Eilanden hebben ook nog eens hun eigen realiteit. Die is vaak alles behalve paradijselijk te noemen. Zelden zijn er palmbomen te vinden, laat staan parelwitte stranden vol vers aangespoelde inheemse schonen. Veel eilanden zijn onherbergzaam, bedekt met ijs en/of steen en onherroepelijk onbewoonbaar, zoals Bouvet, het atol Clipperton en St Kilda. Daarnaast ontstaan op eilanden waar wel op gewoond wordt of werd nogal eens vreemde, wrede culturen.

De bewoners van Tikopia (het zuidelijkste eiland van de Santa Cruz-eilanden) bijvoorbeeld, gebruikten volgens de overlevering een behoorlijk rigoureuze methode om het aantal inwoners van het eiland op peil te houden. Alleen oudste zonen mochten kinderen krijgen. Omdat condooms niet aan bomen groeien kwamen er natuurlijk toch heel wat ongewenste zwangerschappen voor. Wanneer abortus (hete stenen tegen de zwangere buik drukken) mislukte, werd het kind na de geboorte verstikt. De gedode kinderen werden vervolgens niet begraven zoals andere overleden eilanders, omdat ze nooit hadden deelgenomen aan de gemeenschap. Een schokkend gebruik, infanticide, maar de Tikopianen verantwoordden de daad met het argument dat er niet genoeg voedsel was voor meer dan twaalfhonderd mensen. Een teveel aan monden om te voeden zou uiteindelijk ook leiden tot de dood. Daarom werd elke Tikopiaan met nummer 1201 bij voorbaat leed bespaard.

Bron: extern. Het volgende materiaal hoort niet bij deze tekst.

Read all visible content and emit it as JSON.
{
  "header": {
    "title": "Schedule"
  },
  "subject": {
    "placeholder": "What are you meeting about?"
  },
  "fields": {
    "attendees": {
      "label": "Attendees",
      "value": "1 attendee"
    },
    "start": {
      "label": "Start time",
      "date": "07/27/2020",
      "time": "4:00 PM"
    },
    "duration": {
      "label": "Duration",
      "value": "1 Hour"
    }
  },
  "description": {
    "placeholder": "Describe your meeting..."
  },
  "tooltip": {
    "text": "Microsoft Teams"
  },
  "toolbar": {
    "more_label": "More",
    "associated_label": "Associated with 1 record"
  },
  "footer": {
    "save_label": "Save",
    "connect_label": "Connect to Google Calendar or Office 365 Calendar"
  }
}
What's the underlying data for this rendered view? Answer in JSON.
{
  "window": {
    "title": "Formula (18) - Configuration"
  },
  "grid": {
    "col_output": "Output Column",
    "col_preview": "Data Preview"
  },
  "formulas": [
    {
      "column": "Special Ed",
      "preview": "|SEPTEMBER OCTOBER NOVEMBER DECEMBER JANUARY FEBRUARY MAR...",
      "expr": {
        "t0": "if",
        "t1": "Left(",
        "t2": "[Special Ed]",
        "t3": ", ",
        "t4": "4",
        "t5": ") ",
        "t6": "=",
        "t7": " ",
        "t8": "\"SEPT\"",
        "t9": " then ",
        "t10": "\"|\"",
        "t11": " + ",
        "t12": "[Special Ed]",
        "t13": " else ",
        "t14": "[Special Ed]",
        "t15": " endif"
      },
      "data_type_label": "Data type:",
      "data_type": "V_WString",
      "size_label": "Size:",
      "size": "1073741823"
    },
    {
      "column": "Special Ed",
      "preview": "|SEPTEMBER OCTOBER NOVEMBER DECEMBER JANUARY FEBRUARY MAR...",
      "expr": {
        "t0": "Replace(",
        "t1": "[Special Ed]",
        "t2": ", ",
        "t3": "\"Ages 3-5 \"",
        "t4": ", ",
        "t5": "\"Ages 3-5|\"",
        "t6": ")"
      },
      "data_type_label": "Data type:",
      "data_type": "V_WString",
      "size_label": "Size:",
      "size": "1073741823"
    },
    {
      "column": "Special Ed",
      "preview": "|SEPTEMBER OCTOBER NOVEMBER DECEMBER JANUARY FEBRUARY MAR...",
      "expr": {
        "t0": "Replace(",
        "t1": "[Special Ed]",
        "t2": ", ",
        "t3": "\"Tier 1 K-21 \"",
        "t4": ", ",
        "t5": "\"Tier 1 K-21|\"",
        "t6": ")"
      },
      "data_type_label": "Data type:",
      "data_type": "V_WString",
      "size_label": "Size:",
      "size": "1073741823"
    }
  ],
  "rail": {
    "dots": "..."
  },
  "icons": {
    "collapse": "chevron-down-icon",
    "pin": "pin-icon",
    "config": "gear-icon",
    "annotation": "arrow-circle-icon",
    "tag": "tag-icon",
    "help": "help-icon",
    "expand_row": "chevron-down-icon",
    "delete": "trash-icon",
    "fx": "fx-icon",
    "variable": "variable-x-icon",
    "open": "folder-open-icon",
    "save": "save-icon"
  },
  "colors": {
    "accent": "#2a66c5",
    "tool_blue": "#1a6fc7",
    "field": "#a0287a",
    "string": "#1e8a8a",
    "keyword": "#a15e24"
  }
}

Deze en andere zeer korte verhalen en wetenswaardigheden zijn, samen met een landkaart van elk eiland, terug te vinden in Schanlansky’s atlas. Sommige weetjes staan eveneens op Wikipedia. Maar ook dat is tenslotte een hele dikke digitale roman van vele schrijvers en intertekstuele verwijzingen zijn geen lezer vreemd. Bovendien is Atlas der abgelegenen Inseln erg goed geschreven en als geheel een interessante literaire reis. Toch maar doen dus, Schalansky.